CHICAGO -- AI-based breast arterial calcification (BAC) detection on mammography is feasible and accurate, according to research presented November 28 at the RSNA 2023 annual meeting.
In his presentation, Chirag Parghi, MD, from Solis Mammography discussed his team’s findings, which found that its algorithm showed high accuracy in BAC detection. This included a prevalence and distribution of BAC increasing with age in a screening population.
“The reality is women are being diagnosed with heart attacks at an unprecedented rate,” Parghi said. “We poorly understand heart disease in women and who among women will get heart disease. We have a finding on a mammogram that can find women who can benefit from additional cardiovascular surveillance.”
BACs have traditionally been evaluated as BI-RADS 2 lesions, often meaning no treatment is recommended. However, previous reports suggest that these benign findings are tied to the risk of developing type 2 diabetes, high blood pressure, and inflammation, as well as being a biomarker of stiffening in the arteries.
Parghi and colleagues analyzed the accuracy and feasibility of using AI to detect and assess BAC on mammography in a large screening population across 15 sites. In their prospective study, the researchers included 2D mammography data from 117,189 asymptomatic women undergoing screening during a one-month period in 2023. The study assessed the overall prevalence and distribution of BAC across four age groups: < 50, 50-59, 60-69, and ≥ 70 years.
The team trained the AI model using an internal real-world dataset of 2D mammograms to detect BAC based on expert annotation. The model provides an assessment score of 0-5 for BAC according to the total area of BAC and its density. The team validated the algorithm’s accuracy on a dataset of 2D mammograms from 8,898 women. It also noted that there is no overlap between the training, validation, and the 117,189 women in prospective study datasets.

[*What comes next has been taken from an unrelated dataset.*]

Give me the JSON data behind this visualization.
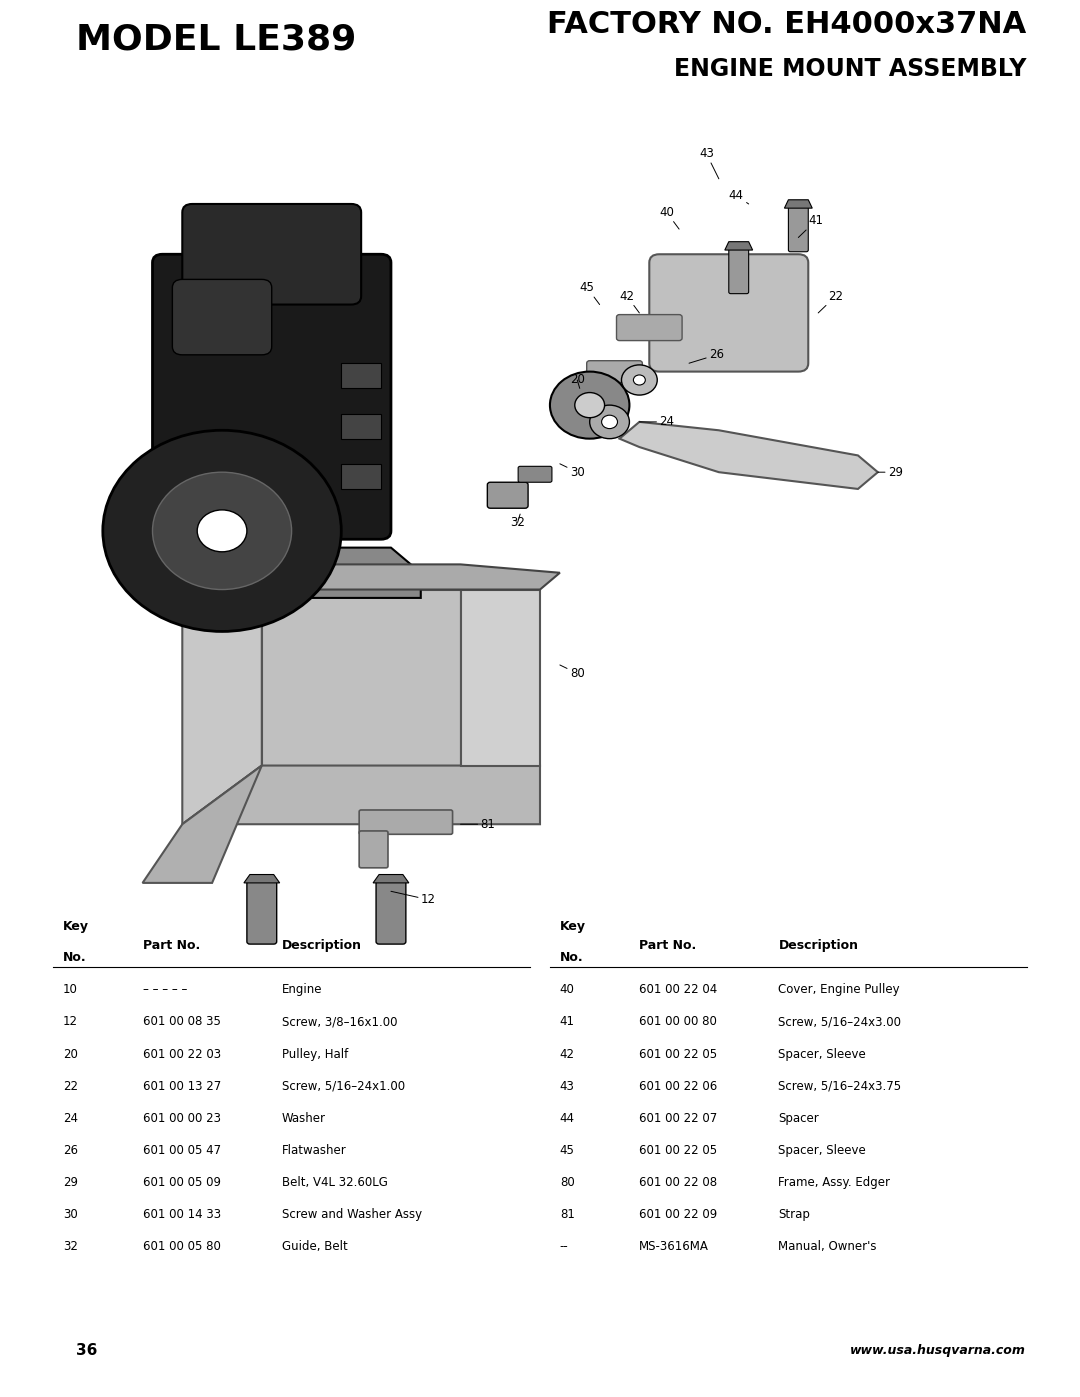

The researchers found that their algorithm achieved a high area under the curve (AUC) value of 0.938 on the validation set, indicating high accuracy. They also found in the prospective study that the overall prevalence of BAC detected by the AI algorithm was 14.8%.
This included a prevalence of 4.2% in women younger than 50 years old, 9% in women ages 50-59 years, 19.9% in women ages 60-69 years, and 40.7% in women ages 70 and above, with a BAC score greater than 1.

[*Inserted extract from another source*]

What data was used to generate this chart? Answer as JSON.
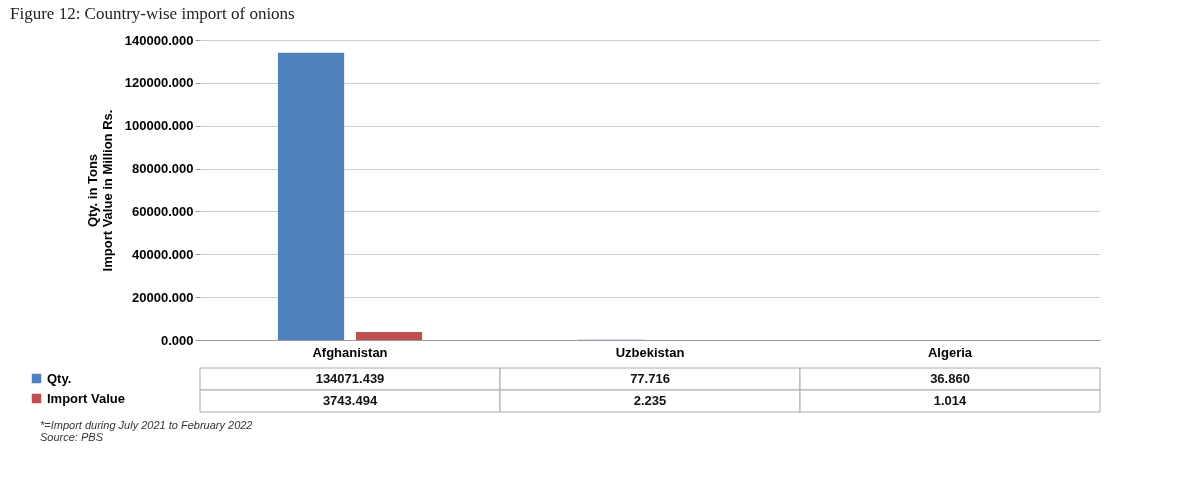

Parghi said that the results suggest that AI can standardize BAC detection, as well as improve efficiency and reduce interobserver variability. He added that the age-specific prevalence of BAC could help better inform clinical decision-making and risk assessment with an expectation of patient volumes.
In April, the team collected data from 15,785 women. That increased to 59,701 women in July and 117,189 in November. For all time points, BAC prevalence ranged from 14.8% to 15.0%, showing relative consistency.
“At scale, it’s a pretty impressive opportunity for us as breast imagers to think beyond breast cancer detection, but overall women’s health,” Parghi said. “I really think we all should be reporting this. AI tools are the perfect opportunity to allow us to continue our work as we are understaffed and backlogged from reading screening mammograms.”
This study was performed as part of a partnership between Solis Mammography and iCad.